October 23, 2019

China’s Push for Ethanol and Implications on Gasoline Demand and Blending Components

Stratas Advisors

China plans to implement E10 gasoline nationwide in 2020. The government has been contemplating this policy mandate since 2001, but it had faced major setbacks in the past due to the concerns that domestic ethanol production compromises food supplies. The current plan to blend 10% ethanol in the gasoline pool will literally displace equal amounts of current gasoline consumption together with other blending components from the gasoline pool. Based on current gasoline demand of 3.3 million bpd, about 330 Mbpd will be displaced from the gasoline pool, adding to China’s surplus gasoline supply. Gasoline displacement from ethanol blending will increase to 550 Mbpd as gasoline demand is expected to reach 5.03 million bpd in 2030. One of the key issues relating to the new ethanol policy is whether China will be able to adequately supply required ethanol from domestic sources in the longer term,  although China can import ethanol from the US and Latin American countries.
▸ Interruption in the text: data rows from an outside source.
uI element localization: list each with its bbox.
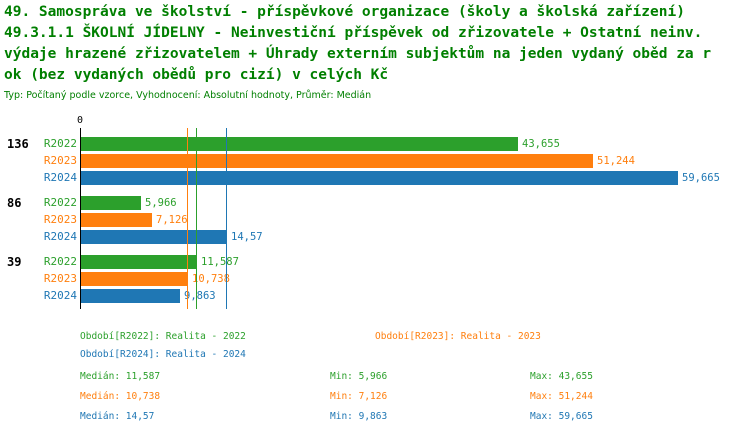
- bar-r2023: [81, 154, 593, 168]
- chart-title: 49. Samospráva ve školství - příspěvkové…: [4, 2, 711, 86]
- stat-min-r2023: Min: 7,126: [330, 391, 388, 402]
- series-label-r2022: R2022: [43, 137, 77, 150]
- bar-r2024: [81, 171, 678, 185]
- series-label-r2023: R2023: [43, 154, 77, 167]
- median-line-green: [196, 128, 197, 309]
- bar-r2023: [81, 272, 188, 286]
- bar-value-label: 5,966: [145, 197, 177, 209]
- legend-r2023: Období[R2023]: Realita - 2023: [375, 331, 541, 342]
- bar-value-label: 14,57: [231, 231, 263, 243]
- y-axis-line: [80, 128, 81, 309]
- title-line-2: 49.3.1.1 ŠKOLNÍ JÍDELNY - Neinvestiční p…: [4, 25, 703, 41]
- bar-value-label: 10,738: [192, 273, 230, 285]
- bar-r2022: [81, 196, 141, 210]
- legend-r2022: Období[R2022]: Realita - 2022: [80, 331, 246, 342]
- chart-subtitle: Typ: Počítaný podle vzorce, Vyhodnocení:…: [4, 90, 372, 101]
- bar-value-label: 7,126: [156, 214, 188, 226]
- bar-value-label: 9,863: [184, 290, 216, 302]
- series-label-r2024: R2024: [43, 171, 77, 184]
- bar-r2024: [81, 230, 227, 244]
- stat-median-r2024: Medián: 14,57: [80, 411, 155, 422]
- x-axis-zero-label: 0: [77, 115, 84, 126]
- series-label-r2022: R2022: [43, 255, 77, 268]
- stat-median-r2023: Medián: 10,738: [80, 391, 161, 402]
- stat-max-r2024: Max: 59,665: [530, 411, 593, 422]
- group-label: 136: [7, 137, 29, 151]
- series-label-r2024: R2024: [43, 289, 77, 302]
- stat-min-r2024: Min: 9,863: [330, 411, 388, 422]
- bar-chart: 0 136 R2022 43,655 R2023 51,244 R2024 59,665 86 R…: [0, 115, 750, 320]
- median-line-orange: [187, 128, 188, 309]
- bar-r2024: [81, 289, 180, 303]
- stat-median-r2022: Medián: 11,587: [80, 371, 161, 382]
- title-line-4: ok (bez vydaných obědů pro cizí) v celýc…: [4, 67, 389, 83]
- group-label: 39: [7, 255, 22, 269]
- bar-r2022: [81, 255, 197, 269]
- bar-r2022: [81, 137, 518, 151]
- bar-value-label: 59,665: [682, 172, 720, 184]
- series-label-r2023: R2023: [43, 213, 77, 226]
- bar-value-label: 51,244: [597, 155, 635, 167]
- title-line-3: výdaje hrazené zřizovatelem + Úhrady ext…: [4, 46, 712, 62]
- bar-value-label: 43,655: [522, 138, 560, 150]
- stat-min-r2022: Min: 5,966: [330, 371, 388, 382]
- bar-value-label: 11,587: [201, 256, 239, 268]
- bar-r2023: [81, 213, 152, 227]
- series-label-r2024: R2024: [43, 230, 77, 243]
- median-line-blue: [226, 128, 227, 309]
- legend-r2024: Období[R2024]: Realita - 2024: [80, 349, 246, 360]
- stat-max-r2022: Max: 43,655: [530, 371, 593, 382]
- group-label: 86: [7, 196, 22, 210]
- title-line-1: 49. Samospráva ve školství - příspěvkové…: [4, 4, 685, 20]
- series-label-r2022: R2022: [43, 196, 77, 209]
- series-label-r2023: R2023: [43, 272, 77, 285]
- stat-max-r2023: Max: 51,244: [530, 391, 593, 402]
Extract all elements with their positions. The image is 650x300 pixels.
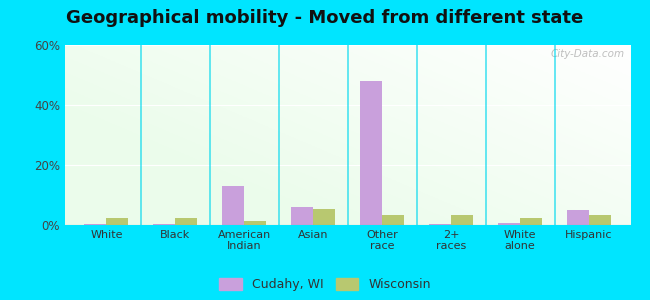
Text: City-Data.com: City-Data.com [551,49,625,58]
Text: Geographical mobility - Moved from different state: Geographical mobility - Moved from diffe… [66,9,584,27]
Bar [360,81,382,225]
Bar [176,218,198,225]
Bar [451,214,473,225]
Bar [222,186,244,225]
Bar [153,224,176,225]
Bar [382,214,404,225]
Bar [429,224,451,225]
Legend: Cudahy, WI, Wisconsin: Cudahy, WI, Wisconsin [216,276,434,294]
Bar [84,224,107,225]
Bar [520,218,542,225]
Bar [567,210,589,225]
Bar [589,214,611,225]
Bar [313,208,335,225]
Bar [291,207,313,225]
Bar [107,218,129,225]
Bar [498,223,520,225]
Bar [244,221,266,225]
The government’s plan to introduce ethanol appeared to be driven by China’s push to transition to low-sulfur, high-octane gasoline markets. As most of the countries in Asia are moving to high-octane gasoline market, particularly to RON 95 and RON 97 grades, China needs to keep up to maintain gasoline exports of similar grades. A look at the Asia Pacific region’s gasoline demand by grades in the table below indicates the bulk of gasoline demand is concentrated in RON 90-92 and RON 95 grades.
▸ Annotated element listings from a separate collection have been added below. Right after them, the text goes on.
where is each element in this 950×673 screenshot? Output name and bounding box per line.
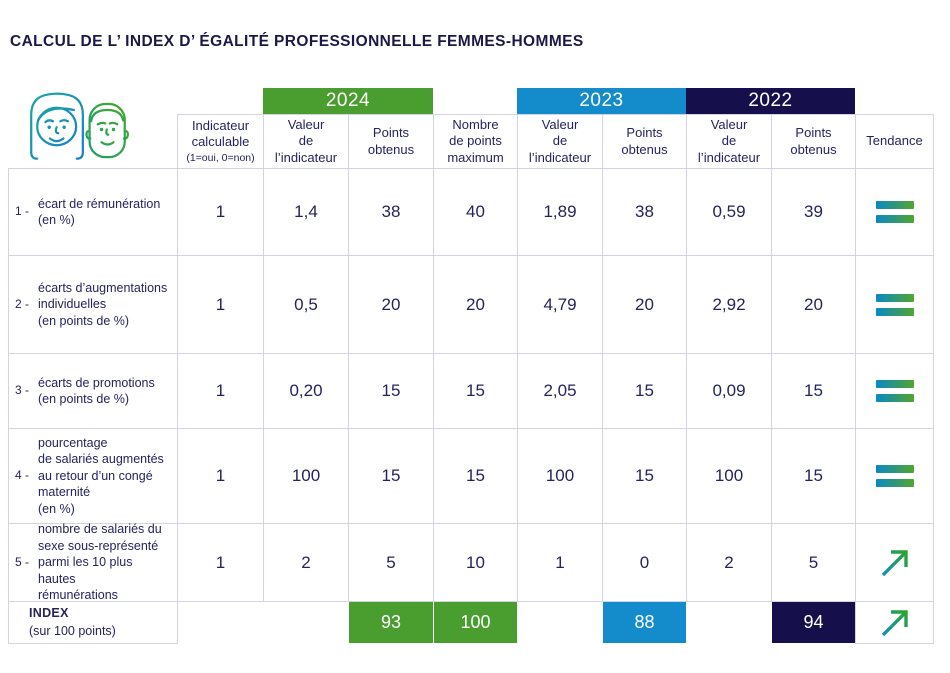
row-label-text: pourcentage de salariés augmentés au ret… [38, 435, 164, 516]
col-header-calculable-note: (1=oui, 0=non) [186, 151, 255, 164]
row-number: 2 - [15, 296, 30, 311]
table-cell: 1 [177, 255, 264, 354]
row-number: 3 - [15, 383, 30, 398]
table-cell: 20 [433, 255, 518, 354]
row-label-text: écarts d’augmentations individuelles (en… [38, 280, 168, 328]
table-cell: 10 [433, 523, 518, 602]
up-trend-icon [881, 549, 908, 576]
equal-trend-icon [875, 293, 914, 316]
table-cell: 38 [348, 168, 434, 256]
table-cell: 39 [771, 168, 856, 256]
table-cell: 1 [177, 523, 264, 602]
year-label-2022: 2022 [748, 90, 793, 111]
table-cell: 15 [348, 428, 434, 524]
table-cell: 15 [771, 428, 856, 524]
col-header-valeur-2022: Valeur de l’indicateur [686, 114, 772, 169]
trend-cell [855, 523, 934, 602]
table-cell: 2 [686, 523, 772, 602]
table-cell: 1 [177, 428, 264, 524]
index-points-2024: 93 [349, 602, 433, 643]
col-header-tendance: Tendance [855, 114, 934, 169]
table-cell: 5 [771, 523, 856, 602]
table-cell: 100 [263, 428, 349, 524]
table-cell: 20 [348, 255, 434, 354]
table-cell: 40 [433, 168, 518, 256]
table-cell: 20 [771, 255, 856, 354]
index-points-2022: 94 [772, 602, 855, 643]
table-cell: 0,59 [686, 168, 772, 256]
row-number: 1 - [15, 204, 30, 219]
equal-trend-icon [875, 465, 914, 487]
page-title: CALCUL DE L’ INDEX D’ ÉGALITÉ PROFESSION… [10, 33, 584, 50]
table-cell: 1,89 [517, 168, 603, 256]
table-cell: 20 [602, 255, 687, 354]
row-label: 5 - nombre de salariés du sexe sous-repr… [8, 522, 178, 603]
row-label: 1 - écart de rémunération (en %) [8, 168, 178, 256]
table-cell: 15 [433, 428, 518, 524]
table-cell: 1,4 [263, 168, 349, 256]
table-cell: 2 [263, 523, 349, 602]
col-header-valeur-2024: Valeur de l’indicateur [263, 114, 349, 169]
row-label-text: nombre de salariés du sexe sous-représen… [38, 522, 162, 603]
table-cell: 1 [177, 168, 264, 256]
col-header-calculable: Indicateur calculable (1=oui, 0=non) [177, 114, 264, 169]
year-band-2023: 2023 [517, 88, 686, 114]
col-header-points-2022: Points obtenus [771, 114, 856, 169]
row-label: 3 - écarts de promotions (en points de %… [8, 353, 178, 429]
col-header-points-2023: Points obtenus [602, 114, 687, 169]
table-cell: 2,92 [686, 255, 772, 354]
table-cell: 15 [771, 353, 856, 429]
trend-cell [855, 353, 934, 429]
row-label-text: écart de rémunération (en %) [38, 196, 161, 228]
col-header-points-2024: Points obtenus [348, 114, 434, 169]
equal-trend-icon [875, 380, 914, 402]
table-cell: 38 [602, 168, 687, 256]
table-cell: 0,20 [263, 353, 349, 429]
up-trend-icon [881, 609, 908, 636]
trend-cell [855, 255, 934, 354]
year-label-2024: 2024 [325, 90, 371, 111]
year-label-2023: 2023 [579, 90, 624, 111]
table-cell: 4,79 [517, 255, 603, 354]
year-band-2024: 2024 [263, 88, 433, 114]
row-label-text: écarts de promotions (en points de %) [38, 375, 155, 407]
table-cell: 15 [602, 353, 687, 429]
table-cell: 5 [348, 523, 434, 602]
index-points-max: 100 [434, 602, 517, 643]
col-header-valeur-2023: Valeur de l’indicateur [517, 114, 603, 169]
table-cell: 0 [602, 523, 687, 602]
col-header-points-max: Nombre de points maximum [433, 114, 518, 169]
row-label: 4 - pourcentage de salariés augmentés au… [8, 428, 178, 524]
index-row-label: INDEX (sur 100 points) [8, 601, 178, 644]
table-cell: 0,09 [686, 353, 772, 429]
table-cell: 15 [433, 353, 518, 429]
year-band-2022: 2022 [686, 88, 855, 114]
index-sublabel-text: (sur 100 points) [29, 623, 116, 638]
trend-cell [855, 428, 934, 524]
equal-trend-icon [875, 201, 914, 223]
table-cell: 100 [686, 428, 772, 524]
row-number: 5 - [15, 554, 30, 569]
table-cell: 15 [602, 428, 687, 524]
col-header-calculable-text: Indicateur calculable [191, 117, 250, 150]
woman-man-faces-icon [30, 92, 129, 160]
index-label-text: INDEX [29, 606, 69, 620]
table-cell: 1 [177, 353, 264, 429]
index-trend-cell [855, 601, 934, 644]
index-points-2023: 88 [603, 602, 686, 643]
table-cell: 0,5 [263, 255, 349, 354]
table-cell: 15 [348, 353, 434, 429]
row-number: 4 - [15, 468, 30, 483]
trend-cell [855, 168, 934, 256]
table-cell: 100 [517, 428, 603, 524]
row-label: 2 - écarts d’augmentations individuelles… [8, 255, 178, 354]
table-cell: 1 [517, 523, 603, 602]
table-cell: 2,05 [517, 353, 603, 429]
Asia Pacific Region’s Gasoline Demand by Grade (2018)         Unit | Mbpd



Source: Stratas Advisors


China has the second-largest refining capacity after the US, and its refining system has become increasingly complex. However, China’s refining industry has not been able to supply enough octane supplies to support transition to high-octane gasoline markets nationwide. One of the key reasons is that China has a significantly low light oil processing to CDU ratio, which currently stands at 7.8% in 2018. This ratio is low compared to other regional counterparts, including Japan, South Korea, Singapore, Australia and India. Reforming to the CDU ratio was inherently low as most of the refineries built during the economic boom period were designed to maximize diesel to accommodate surging demand from industrial, manufacturing and power-generation sectors. As a result, China needs to import reformate to satisfy octane demand from refining industry. 


Light Oil Processing* to CDU Ratios by Country (2018)         Unit | Mbpd


Source: Stratas Advisors


*Light Oil Processing capacity includes reforming, isomerization, alkylation and polymerization.
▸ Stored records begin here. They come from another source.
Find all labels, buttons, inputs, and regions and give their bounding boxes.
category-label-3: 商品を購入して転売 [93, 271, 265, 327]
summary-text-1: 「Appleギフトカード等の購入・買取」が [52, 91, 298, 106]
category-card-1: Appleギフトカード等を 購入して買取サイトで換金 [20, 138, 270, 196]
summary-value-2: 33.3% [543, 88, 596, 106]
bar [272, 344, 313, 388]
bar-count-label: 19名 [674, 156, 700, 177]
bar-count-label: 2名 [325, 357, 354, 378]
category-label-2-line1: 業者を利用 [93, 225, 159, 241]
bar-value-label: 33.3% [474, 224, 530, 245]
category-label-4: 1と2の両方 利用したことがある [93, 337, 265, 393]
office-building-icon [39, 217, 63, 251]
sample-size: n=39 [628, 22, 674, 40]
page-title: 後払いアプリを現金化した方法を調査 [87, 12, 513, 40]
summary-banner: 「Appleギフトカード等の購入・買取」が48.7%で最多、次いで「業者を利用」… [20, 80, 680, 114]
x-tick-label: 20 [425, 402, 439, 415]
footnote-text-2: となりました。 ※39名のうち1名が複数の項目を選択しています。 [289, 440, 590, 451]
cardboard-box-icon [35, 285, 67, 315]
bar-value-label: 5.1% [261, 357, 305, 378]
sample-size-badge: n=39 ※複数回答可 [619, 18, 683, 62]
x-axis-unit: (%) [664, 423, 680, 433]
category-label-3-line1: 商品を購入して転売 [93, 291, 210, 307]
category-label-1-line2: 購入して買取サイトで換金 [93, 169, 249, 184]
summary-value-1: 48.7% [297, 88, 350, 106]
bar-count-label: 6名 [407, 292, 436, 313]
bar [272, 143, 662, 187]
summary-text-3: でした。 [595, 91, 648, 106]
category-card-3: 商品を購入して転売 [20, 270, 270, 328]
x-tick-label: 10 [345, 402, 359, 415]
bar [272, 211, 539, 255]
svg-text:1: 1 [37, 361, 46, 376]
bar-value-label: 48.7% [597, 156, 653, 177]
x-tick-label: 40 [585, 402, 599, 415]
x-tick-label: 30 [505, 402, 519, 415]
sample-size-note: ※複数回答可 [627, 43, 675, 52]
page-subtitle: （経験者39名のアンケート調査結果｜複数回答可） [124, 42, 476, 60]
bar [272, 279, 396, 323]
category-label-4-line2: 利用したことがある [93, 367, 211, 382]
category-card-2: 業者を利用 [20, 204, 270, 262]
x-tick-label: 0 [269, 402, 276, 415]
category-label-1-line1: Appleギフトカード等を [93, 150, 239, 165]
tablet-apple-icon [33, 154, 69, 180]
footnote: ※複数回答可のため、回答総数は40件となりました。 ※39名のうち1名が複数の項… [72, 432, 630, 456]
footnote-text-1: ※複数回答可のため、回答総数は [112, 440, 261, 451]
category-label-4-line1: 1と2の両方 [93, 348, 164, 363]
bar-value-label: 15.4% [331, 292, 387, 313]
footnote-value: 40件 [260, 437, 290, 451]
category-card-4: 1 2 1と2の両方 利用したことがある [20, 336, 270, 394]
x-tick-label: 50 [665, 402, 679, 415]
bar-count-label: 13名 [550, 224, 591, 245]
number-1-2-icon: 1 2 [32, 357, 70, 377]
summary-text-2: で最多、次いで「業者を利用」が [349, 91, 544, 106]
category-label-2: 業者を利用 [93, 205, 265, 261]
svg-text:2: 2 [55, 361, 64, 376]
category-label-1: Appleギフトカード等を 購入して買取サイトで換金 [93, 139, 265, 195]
Transition to ethanol-blended gasoline market will affect refinery operations and demand for blending components. Refineries currently producing high-octane gasoline will need to cut octane levels in gasoline. Refiners will also be pressured to adjust the operations of fluid catalytic cracker (FCC) and production of butanes as gasoline-blending components. Gasoline-blending oxygenates, including MTBE, ETBE and methanol, are most likely to be affected by the new ethanol policy. MTBE is most likely to be affected because the bulk of MTBE produced in China is used for blending with gasoline. MTBE producers will be pressured to cut operating rates or face shutdowns. China has a long list of MTBE projects planned to be built between 2019 and 2021. Similar MTBE plants are planned in Malaysia and Taiwan, which are key sources of China’s MTBE imports in 2017 and 2018. The new E10 mandate will certainly allow China to cut MTBE imports from abroad. In addition, China’s imports of octane boosters such as reformate will be significantly reduced if the new ethanol policy is implemented nationwide by 2020. It will also allow China to export MTBE and ethanol-blended gasoline to regions, where ethanol-blended gasoline is widely adopted in European countries including Australia, South Korea, Singapore, India, Philippines and Vietnam in the East.